If you speak to your average American, they will tell you the economy is not in a good place right now. In fact, 56 percent of people believe the economy is in a recession, even though the unemployment rate sits at 4.1 percent. For reference, unemployment was at 3.8 percent in 2019 and 10 percent at the peak of the Great Recession in 2008. By solely looking at the data, the economy is humming along nicely, while 49 percent of people think unemployment is at a fifty-year high.
If you look at the reality of the job numbers, the economy isn’t showing to be in a bad place. Unemployment is low, and people are still spending money. In 2024, holiday travel was the busiest it has ever been. That isn’t indicative of a recession.
The data is confusing because even though it reflects a robust economy, it doesn’t feel that way to most Americans. Most families in the middle and lower classes are struggling.
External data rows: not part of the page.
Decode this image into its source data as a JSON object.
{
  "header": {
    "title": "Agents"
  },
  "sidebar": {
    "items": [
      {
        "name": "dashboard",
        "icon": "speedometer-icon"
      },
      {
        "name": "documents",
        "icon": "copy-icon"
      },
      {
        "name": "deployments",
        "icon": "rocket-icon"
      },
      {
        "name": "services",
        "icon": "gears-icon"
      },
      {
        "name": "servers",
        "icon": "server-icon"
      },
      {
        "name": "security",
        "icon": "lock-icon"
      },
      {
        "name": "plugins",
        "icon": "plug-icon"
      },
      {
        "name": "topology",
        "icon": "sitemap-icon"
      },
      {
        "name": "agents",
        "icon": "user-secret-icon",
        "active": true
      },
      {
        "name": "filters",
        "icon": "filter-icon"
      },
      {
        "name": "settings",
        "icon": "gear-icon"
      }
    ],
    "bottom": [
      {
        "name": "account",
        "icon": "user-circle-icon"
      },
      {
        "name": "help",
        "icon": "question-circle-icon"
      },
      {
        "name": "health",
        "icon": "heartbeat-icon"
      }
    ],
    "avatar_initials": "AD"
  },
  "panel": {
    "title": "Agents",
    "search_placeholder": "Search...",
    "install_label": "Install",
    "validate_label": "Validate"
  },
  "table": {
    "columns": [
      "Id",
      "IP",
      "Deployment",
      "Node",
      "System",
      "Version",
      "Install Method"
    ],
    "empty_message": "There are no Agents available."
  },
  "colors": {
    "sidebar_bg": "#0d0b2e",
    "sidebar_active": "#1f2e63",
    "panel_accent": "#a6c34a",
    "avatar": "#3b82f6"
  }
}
Buying groceries and gas has become an all too often reminder that their money isn’t stretching as far. It is getting harder to get by on just one job, and many people are working two jobs to get by.
The easy answer to this confusion is the government is lying about the job data itself. Throughout the last four years, it was common to see the job numbers be reported and then altered to reflect a weaker economy each quarter. Yet, even keeping these adjustments in mind, the numbers are still reporting low unemployment. The real answer is that people are working, but many are looking for a better job. This is an important fact. These people are not unemployed, but they are working a job they are very overqualified for because it is the best job available they can find.
This trend of underemployment began after the Great Recession. If you look at the jobs data, you can make a good case we never fully recovered after 2008. Jobs slowly came back, but the pay and career options were not as robust as they were in 2007. This underemployment was the new normal, and we accepted it because most people were grateful to have a job after the recession began. They may not have been as well off as before, but well enough to live a comfortable life. This has continued as the new normal for the past fifteen years. It is why there is such a wealth gap between Gen X and Millennials, as the Millennials were coming into the job market right as the underemployment crisis was beginning.
However, even though we went for over a decade in the underemployment cycle, there was a fundamental change in 2020 that made underemployment more apparent. With the printing of money came massive inflation not seen since the seventies. This inflation, mixed with the already occurring underemployment, was a bad combination.
Since underemployment is difficult to track, the government doesn’t monitor it. This issue was massive and it was a snake in sheep’s clothing for the last fifteen years that is now rearing its ugly head. If you watch my YouTube channel, then you know I don’t see underemployment getting any better. With both AI and sending jobs overseas, high-quality and high-paying jobs will be harder to come by.
Americans have been underemployed without even realizing it and now with inflation, this is going to be a massive issue for the new administration. Unemployment is affecting some, but underemployment is affecting at least half of the workforce. This, mixed with inflation, is going to rattle middle-class Americans because they are being squeezed too tightly on their everyday needs.
How Americans adjust to this new normal will remain to be seen. I think retirement and home ownership will be two things most affected by people’s lack of ability to save money, and that is a crisis in and of itself.